Null Hypothesis (H0): A claim assumed to be true until evidence suggests otherwise, typically states “no effect.”
- Written as: H0: parameter = hypothesized value
Alternative Hypothesis (Ha): Claim true only when H0 is rejected; it’s the hypothesis we seek evidence for.

Two-tailed Test:
- H0: parameter = specific value vs Ha: parameter ≠ specific value.
Upper-tailed Test:
- H0: parameter = specific value vs Ha: parameter > specific value.
Lower-tailed Test:
- H0: parameter = specific value vs Ha: parameter < specific value.

H0 is rejected only if sample evidence suggests H0 is false.
Two possible conclusions:
- Reject H0 (accept Ha)
- Do not reject H0 (not the same as accepting H0).
Analogy: Like a criminal trial—innocence presumed until doubt is raised (H0: innocent, Ha: guilty).

p-value: Probability of observing a test statistic as extreme or more extreme than what was observed, assuming H0 is true.
- High p-value = consistent with H0 (do not reject H0).
- Low p-value = unlikely observed results under H0 (reject H0).

Determines the threshold for rejecting H0, often set at common values (0.10, 0.05, 0.01).
Statistical Significance: Results are significant if p-value < alpha; does not imply practical importance.

Always report the p-value along with conclusions from H0 testing.
Include confidence intervals where possible to provide context for your results.
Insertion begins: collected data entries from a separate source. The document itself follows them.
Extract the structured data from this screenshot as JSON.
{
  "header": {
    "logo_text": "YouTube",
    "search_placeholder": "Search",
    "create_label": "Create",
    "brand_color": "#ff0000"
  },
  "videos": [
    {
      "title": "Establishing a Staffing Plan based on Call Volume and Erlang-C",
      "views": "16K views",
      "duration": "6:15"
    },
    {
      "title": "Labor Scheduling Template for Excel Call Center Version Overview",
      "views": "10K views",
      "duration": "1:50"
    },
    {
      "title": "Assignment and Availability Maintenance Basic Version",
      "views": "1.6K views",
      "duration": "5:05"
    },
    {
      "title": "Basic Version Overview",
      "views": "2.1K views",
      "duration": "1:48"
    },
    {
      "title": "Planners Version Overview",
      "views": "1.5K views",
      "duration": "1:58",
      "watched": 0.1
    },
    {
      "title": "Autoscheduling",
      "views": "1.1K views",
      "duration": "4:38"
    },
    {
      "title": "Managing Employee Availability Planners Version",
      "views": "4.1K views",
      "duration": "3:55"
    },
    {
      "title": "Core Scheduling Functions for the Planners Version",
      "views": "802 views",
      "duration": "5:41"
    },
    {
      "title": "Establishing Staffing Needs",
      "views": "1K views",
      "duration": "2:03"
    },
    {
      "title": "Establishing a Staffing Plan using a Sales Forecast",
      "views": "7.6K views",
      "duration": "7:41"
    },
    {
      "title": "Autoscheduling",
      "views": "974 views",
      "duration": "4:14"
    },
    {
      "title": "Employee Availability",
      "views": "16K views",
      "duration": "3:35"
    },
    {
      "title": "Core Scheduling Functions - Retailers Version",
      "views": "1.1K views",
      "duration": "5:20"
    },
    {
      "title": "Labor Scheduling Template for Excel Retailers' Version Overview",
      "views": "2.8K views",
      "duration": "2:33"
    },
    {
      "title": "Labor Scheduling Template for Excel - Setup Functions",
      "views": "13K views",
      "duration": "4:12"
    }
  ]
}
Type I Error: Rejecting H0 when it is actually true (false positive).
Type II Error: Failing to reject H0 when it is false (false negative).
Probability of Errors:
- Type I error rate (α): P(H0 is rejected | H0 is true).
- Type II error rate (β): P(H0 is not rejected | H0 is false).
- Power of the test = 1 - β: Probability of correctly rejecting a false H0.

Various scenarios were discussed, such as testing the proportion of Canadians eating chocolate or assessing on-time delivery rates.
Each example includes establishing H0 and Ha, determining the type of test, calculating p-values, and considering decision errors that could arise based on test results.

Confidence intervals are related to hypothesis tests; if the null value is outside the confidence interval, H0 can be rejected.
A confidence level of C% correlates with a 1-α hypothesis test.
Example: Testing the claim about coin fairness through confidence intervals that reflect the proportion of heads observed.